The Way We See the World
After studying thousands of dreams collected from his students and from around the world, Hall suggested that the main cognitive structures that dreams reveal include:
- conceptions of self (how we appear to ourselves, the roles we play in life)
- conceptions of others (the people in our lives and how we react to their needs
- conceptions of the world (our environment: is it a barren wasteland or a nurturing place?)
- conceptions of penalties (how we view the Man. What is allowed? What is forbidden?)
- conceptions of conflict (our inner discord and how we struggle with resolving it).
As a behavioral psychologist, Hall believed these conceptions are antecedents to our behavior in the waking world.
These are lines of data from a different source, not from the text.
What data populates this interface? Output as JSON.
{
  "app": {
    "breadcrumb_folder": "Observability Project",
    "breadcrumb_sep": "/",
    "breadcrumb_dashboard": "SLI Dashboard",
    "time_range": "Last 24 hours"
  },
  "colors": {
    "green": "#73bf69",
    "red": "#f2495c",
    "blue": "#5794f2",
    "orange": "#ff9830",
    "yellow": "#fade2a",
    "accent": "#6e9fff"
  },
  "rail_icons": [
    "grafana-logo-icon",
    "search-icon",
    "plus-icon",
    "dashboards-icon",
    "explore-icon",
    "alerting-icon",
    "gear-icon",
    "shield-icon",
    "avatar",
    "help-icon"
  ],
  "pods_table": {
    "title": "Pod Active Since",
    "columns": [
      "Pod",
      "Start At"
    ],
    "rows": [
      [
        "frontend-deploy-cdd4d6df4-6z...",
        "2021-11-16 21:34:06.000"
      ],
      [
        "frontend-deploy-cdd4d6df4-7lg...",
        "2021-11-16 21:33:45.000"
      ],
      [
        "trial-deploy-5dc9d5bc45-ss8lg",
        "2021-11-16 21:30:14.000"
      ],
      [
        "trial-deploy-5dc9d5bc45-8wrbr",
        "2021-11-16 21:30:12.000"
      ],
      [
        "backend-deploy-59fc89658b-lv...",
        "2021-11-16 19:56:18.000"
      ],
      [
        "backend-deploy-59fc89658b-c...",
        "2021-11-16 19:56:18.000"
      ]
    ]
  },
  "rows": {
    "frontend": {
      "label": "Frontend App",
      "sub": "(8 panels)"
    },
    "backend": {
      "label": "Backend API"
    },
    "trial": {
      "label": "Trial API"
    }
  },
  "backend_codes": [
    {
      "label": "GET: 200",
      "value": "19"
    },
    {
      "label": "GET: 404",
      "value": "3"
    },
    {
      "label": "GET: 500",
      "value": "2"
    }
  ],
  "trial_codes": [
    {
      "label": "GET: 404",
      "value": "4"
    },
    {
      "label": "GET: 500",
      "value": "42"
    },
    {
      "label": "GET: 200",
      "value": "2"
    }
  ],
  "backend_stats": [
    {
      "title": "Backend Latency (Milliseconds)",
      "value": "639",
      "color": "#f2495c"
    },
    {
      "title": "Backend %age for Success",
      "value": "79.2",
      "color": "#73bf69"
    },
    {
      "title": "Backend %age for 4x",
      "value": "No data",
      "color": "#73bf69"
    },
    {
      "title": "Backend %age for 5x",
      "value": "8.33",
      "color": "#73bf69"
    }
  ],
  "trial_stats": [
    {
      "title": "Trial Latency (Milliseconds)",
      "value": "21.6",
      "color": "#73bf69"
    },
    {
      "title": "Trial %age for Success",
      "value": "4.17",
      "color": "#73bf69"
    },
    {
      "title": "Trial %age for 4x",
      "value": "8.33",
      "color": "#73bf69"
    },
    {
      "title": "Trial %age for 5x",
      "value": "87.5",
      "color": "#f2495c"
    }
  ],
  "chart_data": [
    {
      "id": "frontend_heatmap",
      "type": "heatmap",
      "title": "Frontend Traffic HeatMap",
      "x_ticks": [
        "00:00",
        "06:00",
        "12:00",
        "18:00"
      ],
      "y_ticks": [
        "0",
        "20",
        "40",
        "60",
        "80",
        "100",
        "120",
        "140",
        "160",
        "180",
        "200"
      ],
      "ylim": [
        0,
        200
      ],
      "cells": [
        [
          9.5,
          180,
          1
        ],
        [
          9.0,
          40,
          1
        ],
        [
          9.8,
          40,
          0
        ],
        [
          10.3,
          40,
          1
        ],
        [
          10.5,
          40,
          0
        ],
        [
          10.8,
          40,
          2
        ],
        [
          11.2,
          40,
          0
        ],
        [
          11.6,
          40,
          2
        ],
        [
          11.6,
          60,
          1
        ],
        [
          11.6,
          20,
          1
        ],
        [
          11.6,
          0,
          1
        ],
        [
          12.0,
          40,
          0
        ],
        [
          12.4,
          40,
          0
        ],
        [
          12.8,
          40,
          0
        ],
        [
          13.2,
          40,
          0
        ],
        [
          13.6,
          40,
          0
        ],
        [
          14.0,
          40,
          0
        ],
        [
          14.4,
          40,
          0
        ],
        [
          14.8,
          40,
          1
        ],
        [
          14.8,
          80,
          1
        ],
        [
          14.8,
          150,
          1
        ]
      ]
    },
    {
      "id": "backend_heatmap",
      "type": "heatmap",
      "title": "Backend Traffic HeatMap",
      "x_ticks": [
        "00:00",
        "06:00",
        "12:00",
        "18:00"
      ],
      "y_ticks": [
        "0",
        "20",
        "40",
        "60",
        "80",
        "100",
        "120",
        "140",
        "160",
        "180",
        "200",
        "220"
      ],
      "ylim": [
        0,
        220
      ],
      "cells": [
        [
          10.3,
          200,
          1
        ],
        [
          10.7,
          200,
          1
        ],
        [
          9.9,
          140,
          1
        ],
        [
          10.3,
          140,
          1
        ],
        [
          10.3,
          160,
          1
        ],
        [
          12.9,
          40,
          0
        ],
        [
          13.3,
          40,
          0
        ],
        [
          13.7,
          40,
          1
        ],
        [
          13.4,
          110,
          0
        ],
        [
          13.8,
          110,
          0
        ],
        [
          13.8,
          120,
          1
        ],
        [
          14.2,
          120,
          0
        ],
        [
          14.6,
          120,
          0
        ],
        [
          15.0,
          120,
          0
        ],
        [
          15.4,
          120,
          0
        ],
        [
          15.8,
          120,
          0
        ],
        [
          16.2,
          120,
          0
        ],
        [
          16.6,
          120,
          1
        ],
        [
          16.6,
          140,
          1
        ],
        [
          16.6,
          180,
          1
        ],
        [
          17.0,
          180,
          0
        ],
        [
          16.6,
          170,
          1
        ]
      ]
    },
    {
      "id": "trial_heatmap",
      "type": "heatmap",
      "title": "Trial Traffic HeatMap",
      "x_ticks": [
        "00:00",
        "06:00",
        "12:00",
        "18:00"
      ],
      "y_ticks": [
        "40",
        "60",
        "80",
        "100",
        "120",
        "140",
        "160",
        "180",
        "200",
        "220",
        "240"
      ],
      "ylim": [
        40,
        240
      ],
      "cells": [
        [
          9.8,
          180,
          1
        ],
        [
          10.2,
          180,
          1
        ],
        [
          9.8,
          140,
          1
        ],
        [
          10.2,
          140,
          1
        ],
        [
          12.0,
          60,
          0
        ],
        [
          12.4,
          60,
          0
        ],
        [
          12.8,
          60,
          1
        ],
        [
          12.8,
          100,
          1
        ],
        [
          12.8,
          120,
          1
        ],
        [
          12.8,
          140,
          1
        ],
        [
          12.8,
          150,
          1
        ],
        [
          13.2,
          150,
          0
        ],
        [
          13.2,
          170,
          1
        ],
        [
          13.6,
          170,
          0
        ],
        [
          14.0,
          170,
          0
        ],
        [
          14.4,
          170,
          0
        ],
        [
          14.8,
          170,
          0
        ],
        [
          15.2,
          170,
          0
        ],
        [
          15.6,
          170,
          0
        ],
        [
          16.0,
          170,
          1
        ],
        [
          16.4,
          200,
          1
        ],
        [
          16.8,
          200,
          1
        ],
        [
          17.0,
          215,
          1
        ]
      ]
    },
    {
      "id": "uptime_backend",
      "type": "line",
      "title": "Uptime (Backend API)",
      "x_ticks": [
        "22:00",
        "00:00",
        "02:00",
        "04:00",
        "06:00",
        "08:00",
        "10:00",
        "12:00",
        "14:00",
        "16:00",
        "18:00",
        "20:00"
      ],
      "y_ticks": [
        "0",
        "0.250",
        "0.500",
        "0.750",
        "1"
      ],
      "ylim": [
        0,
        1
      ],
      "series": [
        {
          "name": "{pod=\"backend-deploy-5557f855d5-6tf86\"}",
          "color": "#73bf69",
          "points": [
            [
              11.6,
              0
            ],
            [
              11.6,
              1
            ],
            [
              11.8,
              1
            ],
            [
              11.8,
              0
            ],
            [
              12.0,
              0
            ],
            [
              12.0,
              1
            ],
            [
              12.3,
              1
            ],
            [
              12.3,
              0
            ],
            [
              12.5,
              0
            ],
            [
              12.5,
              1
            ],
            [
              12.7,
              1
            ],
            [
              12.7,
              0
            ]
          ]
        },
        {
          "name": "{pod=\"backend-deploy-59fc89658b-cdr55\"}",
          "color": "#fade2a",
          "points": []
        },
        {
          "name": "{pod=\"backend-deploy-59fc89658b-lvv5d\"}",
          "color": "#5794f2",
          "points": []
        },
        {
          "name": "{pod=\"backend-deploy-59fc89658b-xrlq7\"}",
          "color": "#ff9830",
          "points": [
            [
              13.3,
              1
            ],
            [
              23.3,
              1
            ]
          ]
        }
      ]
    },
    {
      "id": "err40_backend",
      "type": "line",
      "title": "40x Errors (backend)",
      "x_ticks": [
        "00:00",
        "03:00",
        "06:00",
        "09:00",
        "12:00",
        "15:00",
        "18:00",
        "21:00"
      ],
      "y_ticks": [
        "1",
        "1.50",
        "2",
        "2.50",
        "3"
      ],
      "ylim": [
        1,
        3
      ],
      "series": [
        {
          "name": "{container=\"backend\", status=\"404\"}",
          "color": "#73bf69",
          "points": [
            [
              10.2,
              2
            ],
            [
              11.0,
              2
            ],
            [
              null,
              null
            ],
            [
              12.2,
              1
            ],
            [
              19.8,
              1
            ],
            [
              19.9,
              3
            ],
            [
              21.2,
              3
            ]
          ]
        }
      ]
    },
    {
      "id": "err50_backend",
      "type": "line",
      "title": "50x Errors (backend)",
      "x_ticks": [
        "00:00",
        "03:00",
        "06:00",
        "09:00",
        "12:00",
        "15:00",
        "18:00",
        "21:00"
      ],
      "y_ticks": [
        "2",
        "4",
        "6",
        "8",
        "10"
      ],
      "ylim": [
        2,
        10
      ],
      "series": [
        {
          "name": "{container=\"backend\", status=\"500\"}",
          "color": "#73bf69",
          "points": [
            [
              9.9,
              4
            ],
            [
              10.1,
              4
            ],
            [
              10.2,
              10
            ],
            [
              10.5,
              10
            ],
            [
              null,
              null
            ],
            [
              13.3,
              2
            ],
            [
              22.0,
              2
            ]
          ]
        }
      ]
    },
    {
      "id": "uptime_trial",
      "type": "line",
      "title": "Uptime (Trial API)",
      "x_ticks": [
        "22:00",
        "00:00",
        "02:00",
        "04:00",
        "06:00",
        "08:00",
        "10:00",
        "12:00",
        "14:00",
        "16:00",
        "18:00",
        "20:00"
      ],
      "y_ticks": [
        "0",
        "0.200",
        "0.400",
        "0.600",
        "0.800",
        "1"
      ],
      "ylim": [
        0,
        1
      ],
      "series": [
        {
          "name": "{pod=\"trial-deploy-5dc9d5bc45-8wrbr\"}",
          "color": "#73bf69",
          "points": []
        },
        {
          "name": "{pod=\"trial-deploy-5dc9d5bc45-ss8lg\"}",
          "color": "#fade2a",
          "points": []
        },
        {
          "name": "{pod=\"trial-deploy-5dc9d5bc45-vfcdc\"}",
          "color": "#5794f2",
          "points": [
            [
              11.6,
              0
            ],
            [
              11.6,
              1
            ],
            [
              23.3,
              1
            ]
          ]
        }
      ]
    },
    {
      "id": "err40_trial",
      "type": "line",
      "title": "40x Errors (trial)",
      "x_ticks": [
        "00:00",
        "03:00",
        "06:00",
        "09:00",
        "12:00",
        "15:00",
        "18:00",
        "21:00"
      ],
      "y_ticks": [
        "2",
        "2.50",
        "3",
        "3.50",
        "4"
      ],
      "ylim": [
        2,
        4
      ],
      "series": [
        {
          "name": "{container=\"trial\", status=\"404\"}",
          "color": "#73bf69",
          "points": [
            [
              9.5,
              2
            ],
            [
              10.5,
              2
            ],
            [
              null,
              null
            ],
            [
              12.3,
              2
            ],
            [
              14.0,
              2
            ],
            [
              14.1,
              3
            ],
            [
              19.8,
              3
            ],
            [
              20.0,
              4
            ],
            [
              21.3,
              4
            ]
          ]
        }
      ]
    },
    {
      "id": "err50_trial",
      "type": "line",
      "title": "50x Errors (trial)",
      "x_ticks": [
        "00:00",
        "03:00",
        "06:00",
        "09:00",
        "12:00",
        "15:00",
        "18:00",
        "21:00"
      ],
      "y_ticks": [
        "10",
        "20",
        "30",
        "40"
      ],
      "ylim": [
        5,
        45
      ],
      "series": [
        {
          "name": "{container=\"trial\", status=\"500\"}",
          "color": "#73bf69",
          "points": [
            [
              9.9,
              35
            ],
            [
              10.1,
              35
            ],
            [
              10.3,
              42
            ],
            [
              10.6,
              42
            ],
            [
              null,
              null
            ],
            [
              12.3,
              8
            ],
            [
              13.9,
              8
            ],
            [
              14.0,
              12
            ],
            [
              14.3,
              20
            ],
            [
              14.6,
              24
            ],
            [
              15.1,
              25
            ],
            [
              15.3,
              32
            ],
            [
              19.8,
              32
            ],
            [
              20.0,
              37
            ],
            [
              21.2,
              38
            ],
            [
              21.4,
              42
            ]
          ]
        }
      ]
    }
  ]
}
They’re like maps to our actions, and “with these maps we are able to follow the course of man’s behavior, to understand why he selects one road rather than another, to anticipate the difficulties and obstacles he will encounter, and to predict his destinations.” (as qtd in Van De Castle, p. 190)
Content Analysis: the Hall-Van de Castle Scale
Hall’s work is still widely cited today, but his greatest legacy is the system of dream content analysis he developed with psychologist Robert Van De Castle in the 1960s.
Known as the Hall Van De Castle scale, this quantitative system scores a dream report with 16 empirical scales. Some scales are settings, objects, people, animals, and mythological creatures. You know, the sort of things you see walking down the street on any given day. (If you haven’t seen any chimeras or griffins recently, then you’re working too much). Other scales include emotions, sexual content, aggression, etc. .
The value of the project is that there are now hundreds of thousands of dreams measured using the HVdC system, creating a “baseline” for normal dreaming cognition. So researchers can add dreams from special interest groups (children, Vietnam vets, Armenian students) to measure their profiles against the norm. (see Figure 1 for an example of the possibilities)
This innovation is a huge milestone in the scientific study of dreams. Now researchers can easily get a snapshot of dreaming cognition that is measurable, quantitative, and statistically significant. Besides psychologists, this scale is still used widely today by sociologists and anthropologists.
And thanks to Hall’s student Bill Domhoff, now a powerful dream research figure in his own right, much of Hall and Van De Castle’s database is available online.
Dream content has coherent meaning—that is the main message behind Hall’s work with dreams. This view later came under fire by the controversial work of neuroscientist Allan Hobson, who implied that dreams may be nothing more than images stitched together from random brain pulses. This rift may be the central conflict in dream studies today.